Par le passé, la position de Netanyahou a été de reprendre les négociations sans aucune forme de pré-condition. Ce qui a été interprété par les Palestiniens comme un retour à la case départ, et le largage par-dessus bord tous les accords et compromis précédemment atteints par les parties au cours des négociations. Bibi a même refusé d’accepter le principe des frontières de 1967 avec échanges de territoires, basé sur des négociations territoriales alors que l’ancien Premier ministre Ehud Olmert et le président de l’Autorité palestinienne Mahmoud Abbas s’étaient entendus sur ce point.

 

Les Palestiniens, eux, voulaient reprendre les pourparlers là où Abbas et Olmert les avaient laissées en 2008 ; Netanyahou voulait recommencer à zéro.

 

Vers la paix ?

 

Avec Obama à Jérusalem, le leader sera-t-il prêt à aller plus loin pour attirer de nouveau les Palestiniens à la table des négociations ? « Nous sommes prêts à jouer notre rôle pour reprendre les pourparlers », réagit laconiquement une source diplomatique officielle. Difficile d’en comprendre davantage, faute de détails, mais la formule semble indiquer une disposition israélienne à aller de l’avant. Ce qui pourrait mener à nouvelle situation, basée sur des concessions et de gestes de bonne volonté, soutenus par des moyens de défense américains et des garanties économiques.

 

Par exemple, l’État hébreu pourrait se montrer prêt à discuter d’un accord territorial basé sur les frontières de 1967 et des échanges de territoires. En retour, les Palestiniens pourraient accepter de discuter de la sécurité et des territoires d’abord, pour laisser les sujets ultrasensibles de Jérusalem et des réfugiés à plus tard.
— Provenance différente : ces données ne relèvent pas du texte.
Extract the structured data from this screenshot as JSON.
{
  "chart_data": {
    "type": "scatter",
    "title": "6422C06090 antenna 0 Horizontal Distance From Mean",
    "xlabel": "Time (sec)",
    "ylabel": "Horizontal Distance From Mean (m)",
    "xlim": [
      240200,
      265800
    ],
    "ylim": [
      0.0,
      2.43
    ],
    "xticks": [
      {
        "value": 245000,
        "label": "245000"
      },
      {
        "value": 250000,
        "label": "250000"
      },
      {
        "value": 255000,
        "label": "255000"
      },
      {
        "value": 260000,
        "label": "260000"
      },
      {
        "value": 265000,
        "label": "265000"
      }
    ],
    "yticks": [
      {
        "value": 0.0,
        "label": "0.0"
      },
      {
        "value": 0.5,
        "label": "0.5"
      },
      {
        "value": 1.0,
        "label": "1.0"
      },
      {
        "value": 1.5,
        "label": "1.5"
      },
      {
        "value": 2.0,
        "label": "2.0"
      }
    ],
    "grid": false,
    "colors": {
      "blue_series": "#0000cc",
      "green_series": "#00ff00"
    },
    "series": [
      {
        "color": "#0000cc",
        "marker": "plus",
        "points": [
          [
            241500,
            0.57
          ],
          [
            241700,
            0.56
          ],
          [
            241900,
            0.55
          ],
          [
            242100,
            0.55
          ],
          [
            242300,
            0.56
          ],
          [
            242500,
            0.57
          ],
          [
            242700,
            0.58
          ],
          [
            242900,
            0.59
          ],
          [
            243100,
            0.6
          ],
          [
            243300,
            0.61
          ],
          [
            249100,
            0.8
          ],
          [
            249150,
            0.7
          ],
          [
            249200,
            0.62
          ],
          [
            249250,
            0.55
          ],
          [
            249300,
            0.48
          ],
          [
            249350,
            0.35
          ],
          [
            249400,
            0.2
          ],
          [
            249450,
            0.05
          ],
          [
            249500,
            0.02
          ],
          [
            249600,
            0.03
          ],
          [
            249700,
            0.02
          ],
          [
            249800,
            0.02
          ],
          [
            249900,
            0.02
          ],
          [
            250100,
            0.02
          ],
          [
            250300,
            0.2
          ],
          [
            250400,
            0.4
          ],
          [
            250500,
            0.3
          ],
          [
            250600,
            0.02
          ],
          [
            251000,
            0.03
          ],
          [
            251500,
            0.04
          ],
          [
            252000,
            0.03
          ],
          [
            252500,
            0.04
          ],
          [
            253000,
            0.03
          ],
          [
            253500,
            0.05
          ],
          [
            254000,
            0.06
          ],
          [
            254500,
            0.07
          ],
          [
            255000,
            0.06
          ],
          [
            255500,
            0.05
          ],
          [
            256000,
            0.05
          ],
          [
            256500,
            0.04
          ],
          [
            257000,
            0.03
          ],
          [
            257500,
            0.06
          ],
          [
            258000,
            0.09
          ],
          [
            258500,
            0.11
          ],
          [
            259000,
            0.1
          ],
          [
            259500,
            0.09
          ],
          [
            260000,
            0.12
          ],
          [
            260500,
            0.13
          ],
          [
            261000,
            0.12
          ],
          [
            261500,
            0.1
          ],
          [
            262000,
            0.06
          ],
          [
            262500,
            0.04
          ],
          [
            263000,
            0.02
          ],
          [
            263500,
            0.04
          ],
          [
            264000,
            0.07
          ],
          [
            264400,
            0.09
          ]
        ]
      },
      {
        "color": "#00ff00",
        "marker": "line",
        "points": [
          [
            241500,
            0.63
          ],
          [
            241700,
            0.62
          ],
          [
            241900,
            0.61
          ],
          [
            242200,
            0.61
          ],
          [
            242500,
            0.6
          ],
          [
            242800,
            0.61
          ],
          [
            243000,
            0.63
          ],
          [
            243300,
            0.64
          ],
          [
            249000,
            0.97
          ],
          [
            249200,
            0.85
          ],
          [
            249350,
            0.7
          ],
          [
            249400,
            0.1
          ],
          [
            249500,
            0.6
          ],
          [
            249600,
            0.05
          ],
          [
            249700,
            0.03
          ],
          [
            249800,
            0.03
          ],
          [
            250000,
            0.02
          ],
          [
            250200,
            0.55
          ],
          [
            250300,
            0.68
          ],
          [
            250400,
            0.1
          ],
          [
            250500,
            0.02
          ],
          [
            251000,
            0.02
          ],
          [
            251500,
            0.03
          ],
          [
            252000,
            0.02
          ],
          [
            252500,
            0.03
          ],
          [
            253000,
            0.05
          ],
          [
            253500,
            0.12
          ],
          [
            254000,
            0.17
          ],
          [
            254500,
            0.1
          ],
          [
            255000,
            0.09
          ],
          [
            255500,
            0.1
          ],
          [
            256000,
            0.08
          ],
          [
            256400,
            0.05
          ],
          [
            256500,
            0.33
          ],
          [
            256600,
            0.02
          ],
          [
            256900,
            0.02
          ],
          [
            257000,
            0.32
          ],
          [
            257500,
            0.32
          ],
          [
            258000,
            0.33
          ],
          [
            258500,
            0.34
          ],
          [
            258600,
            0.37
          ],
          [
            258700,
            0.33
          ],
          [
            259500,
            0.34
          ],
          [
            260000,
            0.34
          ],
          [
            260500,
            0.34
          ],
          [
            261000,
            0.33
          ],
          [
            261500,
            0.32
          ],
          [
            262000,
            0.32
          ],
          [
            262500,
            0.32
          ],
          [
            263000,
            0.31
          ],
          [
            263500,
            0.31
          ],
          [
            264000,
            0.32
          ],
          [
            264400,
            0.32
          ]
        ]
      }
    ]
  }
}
Israël pourrait également libérer les prisonniers palestiniens et geler les constructions à l’extérieur des grands blocs d’implantations.

 

En échange de quoi, les Palestiniens pourraient se réengager à la non-violence, éviter toute incitation anti-israélienne et abandonner toute revendication sur l’État juif une fois conclu un accord permanent. Tout cela pourrait s’ébaucher durant la visite d’Obama, d’autant que Netanyahou paraît plus déterminé cette fois-ci à parvenir à un accord avec les Palestiniens.

 

Le Premier ministre semble en effet avoir été influencé par l’impatience internationale croissante face à la situation dans les territoires palestiniens, qui dure désormais depuis 45 ans. Netanyahou craint également les humeurs de l’opinion israélienne pour qui seul un Premier ministre qui accomplit de grandes choses a des chances de se faire réélire.

 

Plus important encore, la nouvelle équipe américaine est prête à se donner à fond pour voir les choses avancer dans le bon sens. Et la nomination de Tzipi Livni à la tête des négociations avec les Palestiniens est un signal du nouvel engagement de Bibi. Reste à savoir si ce dernier souhaite vraiment parvenir à une solution à deux États ou simplement maintenir la communauté internationale à distance.

 

La rencontre entre Obama et Netanyahu ce mois-ci a peu de chances de déboucher sur une belle amitié. Les deux hommes ne se supportent tout simplement pas. Mais il est impératif qu’en ces circonstances historiques, ils mettent leurs différences personnelles de côté afin de relever les innombrables défis qui les attendent.